Ok I have a feeling I’m missing something and my brain does not feel at it’s peak performance at the moment so forgive me if this is an obvious oversight.

So, let’s use a common example of trade flow between US and Canada… And for the sake of simplicity, let’s say the US and Canada are the only two countries in existence. If the US has a trade deficit, it is buying more goods from Canada than selling to it. Everything I’ve learned says that, in this situation, in order to buy goods from Canada, the US has to sell USD and buy CAD. This leads to an increased supply of USD and increased demand for CAD… Which in turn leads to a the value of CAD rising and the value of USD falling.

My question is simply, if the US is selling USD, where is the USD going? I was under the impression that for every seller, there is a buyer. So if the US is selling USD, someone should be buying it, which means there should be no change in supply because it is balanced by the demand of the buyers. Likewise, the US is buying CAD off of someone or someplace that must be selling it, right? Otherwise where does it come from?

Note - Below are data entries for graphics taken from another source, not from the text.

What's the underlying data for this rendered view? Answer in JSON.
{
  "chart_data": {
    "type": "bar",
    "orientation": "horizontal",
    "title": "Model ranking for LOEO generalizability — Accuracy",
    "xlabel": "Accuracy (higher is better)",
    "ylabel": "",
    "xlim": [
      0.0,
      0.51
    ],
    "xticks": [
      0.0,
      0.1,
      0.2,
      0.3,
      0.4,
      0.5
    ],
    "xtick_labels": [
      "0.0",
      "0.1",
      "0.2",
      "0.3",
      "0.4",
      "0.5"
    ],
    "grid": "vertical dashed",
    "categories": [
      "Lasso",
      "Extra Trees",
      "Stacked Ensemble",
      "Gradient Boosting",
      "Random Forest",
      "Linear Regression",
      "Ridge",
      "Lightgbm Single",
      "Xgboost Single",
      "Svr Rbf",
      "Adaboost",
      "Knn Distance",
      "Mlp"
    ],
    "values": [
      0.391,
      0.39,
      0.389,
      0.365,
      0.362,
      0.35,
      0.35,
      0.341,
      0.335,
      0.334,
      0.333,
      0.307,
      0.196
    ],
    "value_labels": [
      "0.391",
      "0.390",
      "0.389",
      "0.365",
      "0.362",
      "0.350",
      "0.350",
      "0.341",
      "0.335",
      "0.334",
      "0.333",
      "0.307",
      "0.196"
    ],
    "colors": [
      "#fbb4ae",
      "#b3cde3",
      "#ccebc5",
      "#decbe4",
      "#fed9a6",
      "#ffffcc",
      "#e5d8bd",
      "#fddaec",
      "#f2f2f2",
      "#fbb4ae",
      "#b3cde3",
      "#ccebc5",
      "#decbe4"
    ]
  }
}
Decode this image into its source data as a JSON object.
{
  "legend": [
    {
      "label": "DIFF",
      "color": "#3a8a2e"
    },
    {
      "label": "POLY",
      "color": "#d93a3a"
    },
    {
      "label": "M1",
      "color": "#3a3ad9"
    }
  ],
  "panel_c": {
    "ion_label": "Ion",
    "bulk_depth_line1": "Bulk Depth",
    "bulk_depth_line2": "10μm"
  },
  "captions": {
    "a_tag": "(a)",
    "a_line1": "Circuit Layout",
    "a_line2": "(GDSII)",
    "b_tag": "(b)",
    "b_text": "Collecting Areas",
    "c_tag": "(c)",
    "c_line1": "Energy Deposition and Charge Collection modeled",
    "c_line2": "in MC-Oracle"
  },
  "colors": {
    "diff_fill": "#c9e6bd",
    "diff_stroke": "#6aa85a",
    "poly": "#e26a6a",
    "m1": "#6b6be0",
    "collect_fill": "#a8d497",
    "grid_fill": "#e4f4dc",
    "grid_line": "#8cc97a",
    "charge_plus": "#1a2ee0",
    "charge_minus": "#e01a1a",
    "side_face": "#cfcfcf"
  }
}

Maybe it doesn’t work like the in the bigger scheme of things, in which case… How does it work?

Either way, I still feel like I’m missing some fundamental understanding of something or other so I feel kind of silly asking. But any help is much appreciated. Thankyou

Not silly in asking, think not in terms of countries ( I know this may sound contradictory) think instead in terms of commercial companies within countries.

So when you say ‘US selling USD’, think Toyota selling the USD’s that they have accumulated from sales within the US to buy Yen to pay their taxes and costs in Japan.

Then think of a recent incident of a UK company being faced with huge law suits, those suits having to be settled in USD, their money being in GBP.

This is where the difference in a ‘commercial’ and a ‘speculator’ is defined, the commercial needs to settle,- he sells to … someone who will take on the risk of potential gain or loss, i.e. the speculator.

The commercial doesn’t care that the speculator made a subsequent profit/loss from the transaction.

I know I’ve told this horribly, will try again later :slight_smile:

The concept is complex but don’t over-complicate this in your mind. Don’t think about supply as in aggregate money supply, think of it like trading a stock. While total shares outstanding may remain the same, the price will fluctuate as there is higher and lower interest to buy and sell the security.

The same it true for foreign exchange. When large quantities of one currency are being sold, there may always be a buyer…but not always at the price that the seller wants. If there is more sell relative sell interest than buy side interest, the sellers will have to take lower and lower prices as the price buyers are willing to pay decreases, or as buyers at higher prices get orders filled and only lower priced buyers are left. If there is relatively higher sell side quantity in a currency, it will pressure prices downward.